Il fut un temps où voir une production PlayStation Studios débarquer sur Steam relevait de la pure utopie. Si cette barrière a fini par céder ces dernières années, un récent coup de tonnerre médiatique laisse présager un retour aux sources radical pour le constructeur japonais. Selon les informations dévoilées le mois dernier par Bloomberg, Sony aurait purement et simplement annulé ses projets de portage PC pour des titres majeurs comme Ghost of Yōtei et Saros.
Ce changement de cap soudain, motivé en partie par des ventes décevantes sur Steam face à des lancements décalés, marque une volonté de refermer l’écosystème PlayStation.

Ce virage stratégique s’illustre de manière particulièrement flagrante alors que Saros s’apprête à débarquer le 30 avril prochain. En privant le marché PC de cette pépite au moment de son lancement, Sony réaffirme la position de la PlayStation 5, et notamment de son modèle Pro, comme l’unique porte d’entrée vers ses expériences narratives à gros budget. Pourtant, en interne comme en externe, cette décision soulève de lourdes questions sur la viabilité économique d’une telle manœuvre face à l’explosion des coûts de développement des jeux AAA.
L’équation financière et l’illusion du « Day and Date »
C’est lors du ALT. Game Festival, organisé au Powerhouse Museum en Australie, que l’ancien président de Sony Interactive Entertainment, Shuhei Yoshida, a pris la parole pour éclairer cette transition complexe. Sans filtre, le vétéran de l’industrie a rappelé qu’à son époque à la tête des studios first-party, la stratégie interdisait strictement d’exporter les pépites maison vers des plateformes concurrentes. Le changement de paradigme initié avec Horizon Zero Dawn en 2020 répondait à une urgence purement comptable : l’échelle et les investissements colossaux exigés par la génération PS5 nécessitaient de nouvelles sources de revenus pour rentabiliser ces superproductions et réinjecter les fonds dans de futurs projets.
Cependant, Yoshida balaie d’un revers de la main l’idée selon laquelle les sorties simultanées sur consoles et PC, le fameux « day and date », seraient la solution miracle. Selon lui, brader ses cartouches dès le premier jour sur des plateformes tierces est une erreur stratégique majeure pour un détenteur de hardware comme PlayStation. Bien qu’il affirme ne pas avoir de preuves concrètes d’un abandon définitif du PC par Sony, il souligne avec une certaine inquiétude le défi qui attend la firme : si le constructeur se coupe véritablement du public PC, la question de savoir comment il maintiendra un tel niveau d’investissement sur ses exclusivités reste entière.
Les coulisses d’une fracture interne sous l’ère Jim Ryan

Mais l’intervention de Shuhei Yoshida ne s’est pas arrêtée à une simple analyse de marché ; elle a également mis en lumière les profondes tensions qui rongeaient la direction de Sony.
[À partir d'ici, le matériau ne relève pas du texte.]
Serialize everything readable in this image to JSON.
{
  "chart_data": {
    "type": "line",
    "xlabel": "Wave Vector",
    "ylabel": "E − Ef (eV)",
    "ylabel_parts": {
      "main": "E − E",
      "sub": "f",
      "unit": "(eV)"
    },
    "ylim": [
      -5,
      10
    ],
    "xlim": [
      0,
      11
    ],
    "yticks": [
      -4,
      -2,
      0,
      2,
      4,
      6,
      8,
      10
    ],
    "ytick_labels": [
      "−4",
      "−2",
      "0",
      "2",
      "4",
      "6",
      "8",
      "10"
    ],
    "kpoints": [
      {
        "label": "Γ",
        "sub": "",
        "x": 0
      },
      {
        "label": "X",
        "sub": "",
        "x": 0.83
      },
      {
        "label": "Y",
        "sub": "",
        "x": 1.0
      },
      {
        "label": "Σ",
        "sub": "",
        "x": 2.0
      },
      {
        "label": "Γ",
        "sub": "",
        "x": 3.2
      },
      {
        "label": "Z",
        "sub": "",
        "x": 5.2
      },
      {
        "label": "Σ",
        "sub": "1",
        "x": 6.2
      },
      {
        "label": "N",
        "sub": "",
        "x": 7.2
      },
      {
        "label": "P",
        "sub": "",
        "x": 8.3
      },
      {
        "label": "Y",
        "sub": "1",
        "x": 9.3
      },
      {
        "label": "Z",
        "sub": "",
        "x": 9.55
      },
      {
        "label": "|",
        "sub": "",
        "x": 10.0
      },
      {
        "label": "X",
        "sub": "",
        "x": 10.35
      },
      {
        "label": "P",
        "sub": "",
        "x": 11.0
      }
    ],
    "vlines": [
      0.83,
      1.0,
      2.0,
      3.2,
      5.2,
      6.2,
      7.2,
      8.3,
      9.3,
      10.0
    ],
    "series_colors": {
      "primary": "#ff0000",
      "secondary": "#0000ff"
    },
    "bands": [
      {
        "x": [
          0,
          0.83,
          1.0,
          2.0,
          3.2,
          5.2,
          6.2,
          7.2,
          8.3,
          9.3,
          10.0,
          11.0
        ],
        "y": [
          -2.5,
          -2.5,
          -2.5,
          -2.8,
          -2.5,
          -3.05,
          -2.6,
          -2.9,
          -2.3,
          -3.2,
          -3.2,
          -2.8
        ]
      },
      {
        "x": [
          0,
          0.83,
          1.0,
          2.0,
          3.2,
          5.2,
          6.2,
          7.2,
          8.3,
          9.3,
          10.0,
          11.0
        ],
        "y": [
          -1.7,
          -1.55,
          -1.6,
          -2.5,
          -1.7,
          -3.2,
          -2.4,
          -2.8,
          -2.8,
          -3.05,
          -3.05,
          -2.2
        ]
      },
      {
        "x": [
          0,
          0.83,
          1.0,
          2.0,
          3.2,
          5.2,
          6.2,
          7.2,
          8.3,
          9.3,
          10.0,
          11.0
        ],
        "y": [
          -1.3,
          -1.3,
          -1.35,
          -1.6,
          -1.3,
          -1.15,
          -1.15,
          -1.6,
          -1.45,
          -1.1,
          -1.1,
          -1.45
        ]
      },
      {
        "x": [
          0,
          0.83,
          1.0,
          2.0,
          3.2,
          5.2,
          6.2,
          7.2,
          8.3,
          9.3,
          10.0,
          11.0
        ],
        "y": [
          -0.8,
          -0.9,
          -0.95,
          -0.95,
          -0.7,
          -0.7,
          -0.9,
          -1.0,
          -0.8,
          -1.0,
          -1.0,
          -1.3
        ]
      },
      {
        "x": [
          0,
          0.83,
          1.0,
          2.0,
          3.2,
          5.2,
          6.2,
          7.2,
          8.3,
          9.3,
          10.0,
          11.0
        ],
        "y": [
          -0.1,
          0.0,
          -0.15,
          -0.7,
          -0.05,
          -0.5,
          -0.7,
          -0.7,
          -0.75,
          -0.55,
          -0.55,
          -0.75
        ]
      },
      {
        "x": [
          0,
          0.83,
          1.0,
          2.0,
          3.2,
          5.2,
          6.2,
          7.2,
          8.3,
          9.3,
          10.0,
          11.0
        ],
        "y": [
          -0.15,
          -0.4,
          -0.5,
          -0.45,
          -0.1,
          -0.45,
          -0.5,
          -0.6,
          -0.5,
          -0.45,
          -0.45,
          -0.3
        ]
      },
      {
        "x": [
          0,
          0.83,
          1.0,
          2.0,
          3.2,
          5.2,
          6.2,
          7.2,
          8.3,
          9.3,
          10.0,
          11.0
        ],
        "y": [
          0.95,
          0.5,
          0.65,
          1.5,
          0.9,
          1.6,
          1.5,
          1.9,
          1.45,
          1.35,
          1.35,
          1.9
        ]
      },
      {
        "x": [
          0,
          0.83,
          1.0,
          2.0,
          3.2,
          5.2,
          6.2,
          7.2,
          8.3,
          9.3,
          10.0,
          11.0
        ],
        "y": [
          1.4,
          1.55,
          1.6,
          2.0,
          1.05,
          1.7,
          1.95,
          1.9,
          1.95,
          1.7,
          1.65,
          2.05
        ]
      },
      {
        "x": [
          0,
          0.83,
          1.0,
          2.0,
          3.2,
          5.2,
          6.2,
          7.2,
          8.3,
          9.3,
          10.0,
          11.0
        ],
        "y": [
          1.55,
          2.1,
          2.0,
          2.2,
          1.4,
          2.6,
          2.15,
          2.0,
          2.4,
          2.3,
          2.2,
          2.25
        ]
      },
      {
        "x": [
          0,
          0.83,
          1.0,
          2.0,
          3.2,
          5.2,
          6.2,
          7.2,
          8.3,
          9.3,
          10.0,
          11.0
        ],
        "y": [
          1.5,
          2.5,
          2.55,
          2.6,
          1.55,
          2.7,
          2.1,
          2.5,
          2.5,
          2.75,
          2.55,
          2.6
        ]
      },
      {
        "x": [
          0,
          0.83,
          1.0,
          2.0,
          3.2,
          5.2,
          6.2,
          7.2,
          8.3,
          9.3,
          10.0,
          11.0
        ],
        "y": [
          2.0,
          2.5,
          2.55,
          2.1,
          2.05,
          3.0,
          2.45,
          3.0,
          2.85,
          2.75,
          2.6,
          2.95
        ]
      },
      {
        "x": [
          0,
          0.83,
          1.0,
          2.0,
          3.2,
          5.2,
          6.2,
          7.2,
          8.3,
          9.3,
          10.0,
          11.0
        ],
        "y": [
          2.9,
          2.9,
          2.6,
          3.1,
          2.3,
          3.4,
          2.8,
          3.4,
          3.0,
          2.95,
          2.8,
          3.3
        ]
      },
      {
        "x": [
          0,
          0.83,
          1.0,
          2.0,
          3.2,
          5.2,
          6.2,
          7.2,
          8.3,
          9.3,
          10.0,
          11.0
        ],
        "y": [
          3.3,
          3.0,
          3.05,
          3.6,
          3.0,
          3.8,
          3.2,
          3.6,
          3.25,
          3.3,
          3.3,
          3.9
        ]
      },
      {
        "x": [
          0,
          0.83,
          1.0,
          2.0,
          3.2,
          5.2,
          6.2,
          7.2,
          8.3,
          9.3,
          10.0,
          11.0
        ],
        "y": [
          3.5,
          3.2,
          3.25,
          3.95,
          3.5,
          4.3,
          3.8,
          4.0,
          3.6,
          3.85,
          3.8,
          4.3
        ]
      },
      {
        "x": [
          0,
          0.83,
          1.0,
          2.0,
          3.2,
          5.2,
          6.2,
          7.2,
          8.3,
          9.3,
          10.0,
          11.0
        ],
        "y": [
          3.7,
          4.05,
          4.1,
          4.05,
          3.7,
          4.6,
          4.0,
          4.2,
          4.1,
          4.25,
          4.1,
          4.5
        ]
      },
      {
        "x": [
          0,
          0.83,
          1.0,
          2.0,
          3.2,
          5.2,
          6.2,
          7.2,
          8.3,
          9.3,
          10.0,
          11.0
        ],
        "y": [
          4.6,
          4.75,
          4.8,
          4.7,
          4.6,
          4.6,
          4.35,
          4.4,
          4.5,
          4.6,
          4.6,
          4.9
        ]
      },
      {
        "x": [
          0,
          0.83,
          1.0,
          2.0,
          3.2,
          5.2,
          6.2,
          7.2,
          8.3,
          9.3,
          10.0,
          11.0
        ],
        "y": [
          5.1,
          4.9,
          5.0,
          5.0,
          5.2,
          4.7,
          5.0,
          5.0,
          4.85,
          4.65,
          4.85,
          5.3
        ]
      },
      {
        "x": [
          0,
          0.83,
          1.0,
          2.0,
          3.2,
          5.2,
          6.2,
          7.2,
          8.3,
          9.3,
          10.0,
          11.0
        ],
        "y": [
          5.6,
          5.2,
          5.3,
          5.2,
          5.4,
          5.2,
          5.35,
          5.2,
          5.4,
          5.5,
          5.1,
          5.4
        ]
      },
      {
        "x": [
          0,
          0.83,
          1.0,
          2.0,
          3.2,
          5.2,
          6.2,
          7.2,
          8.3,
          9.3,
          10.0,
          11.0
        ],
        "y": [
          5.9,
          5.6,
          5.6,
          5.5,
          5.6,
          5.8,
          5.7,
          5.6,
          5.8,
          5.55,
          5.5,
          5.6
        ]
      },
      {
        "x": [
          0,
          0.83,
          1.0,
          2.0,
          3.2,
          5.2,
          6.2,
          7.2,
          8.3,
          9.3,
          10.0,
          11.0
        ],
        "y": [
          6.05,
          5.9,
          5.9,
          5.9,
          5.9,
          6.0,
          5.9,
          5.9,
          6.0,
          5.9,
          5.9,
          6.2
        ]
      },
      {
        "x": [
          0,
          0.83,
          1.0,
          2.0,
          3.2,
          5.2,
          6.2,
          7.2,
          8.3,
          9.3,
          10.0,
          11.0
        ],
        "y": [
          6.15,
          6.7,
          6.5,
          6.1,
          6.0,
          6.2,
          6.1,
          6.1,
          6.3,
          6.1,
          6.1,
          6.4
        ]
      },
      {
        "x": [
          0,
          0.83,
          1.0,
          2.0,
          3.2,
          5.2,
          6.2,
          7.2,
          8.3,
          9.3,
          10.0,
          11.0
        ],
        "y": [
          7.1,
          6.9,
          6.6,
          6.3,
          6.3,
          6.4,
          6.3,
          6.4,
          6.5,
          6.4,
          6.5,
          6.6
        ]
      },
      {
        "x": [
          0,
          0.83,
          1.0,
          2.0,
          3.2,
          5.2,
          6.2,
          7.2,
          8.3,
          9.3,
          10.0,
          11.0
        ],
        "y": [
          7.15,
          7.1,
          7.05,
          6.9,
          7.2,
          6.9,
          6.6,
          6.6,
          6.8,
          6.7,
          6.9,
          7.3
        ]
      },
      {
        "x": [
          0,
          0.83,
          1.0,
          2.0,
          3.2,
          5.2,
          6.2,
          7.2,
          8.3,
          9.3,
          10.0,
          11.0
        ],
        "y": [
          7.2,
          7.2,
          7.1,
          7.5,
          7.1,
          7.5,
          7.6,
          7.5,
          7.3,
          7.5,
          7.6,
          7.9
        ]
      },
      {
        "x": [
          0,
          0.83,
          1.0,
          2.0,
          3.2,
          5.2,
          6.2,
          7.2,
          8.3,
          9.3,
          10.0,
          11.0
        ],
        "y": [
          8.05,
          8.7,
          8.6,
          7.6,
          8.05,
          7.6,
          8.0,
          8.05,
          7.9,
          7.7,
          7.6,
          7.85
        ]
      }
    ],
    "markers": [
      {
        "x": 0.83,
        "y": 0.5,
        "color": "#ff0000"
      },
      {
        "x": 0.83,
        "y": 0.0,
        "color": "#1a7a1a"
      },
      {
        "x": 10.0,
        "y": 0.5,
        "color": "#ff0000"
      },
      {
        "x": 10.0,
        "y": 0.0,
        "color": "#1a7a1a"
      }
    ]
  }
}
Avec une franchise désarmante, il a confirmé avoir été évincé de la tête du développement first-party parce que Jim Ryan lui demandait d’exécuter « des choses ridicules », ce à quoi il a opposé un refus catégorique. Ces déclarations font écho à la grogne interne suscitée par la volonté de Ryan de forcer les studios de prestige de Sony à se tourner vers les jeux service, une directive qui a laissé des traces profondes au sein des équipes créatives.
Aujourd’hui, l’avenir du modèle économique de PlayStation semble à la croisée des chemins. Alors que la firme n’a pas officiellement confirmé son retrait du marché PC, le nettoyage méticuleux des mentions liées à ce support sur le site officiel et les réseaux sociaux de la marque laisse peu de place au doute. Avec un segment du jeu service qui peine à trouver son public en dehors du phénomène Helldivers 2, la nécessité de subventionner des titres toujours plus pharaoniques devient une véritable course contre la montre. Reste à voir si la stratégie du repli saura préserver la couronne de la console de Sony ou si elle précipitera la fin d’un âge d’or devenu économiquement insoutenable.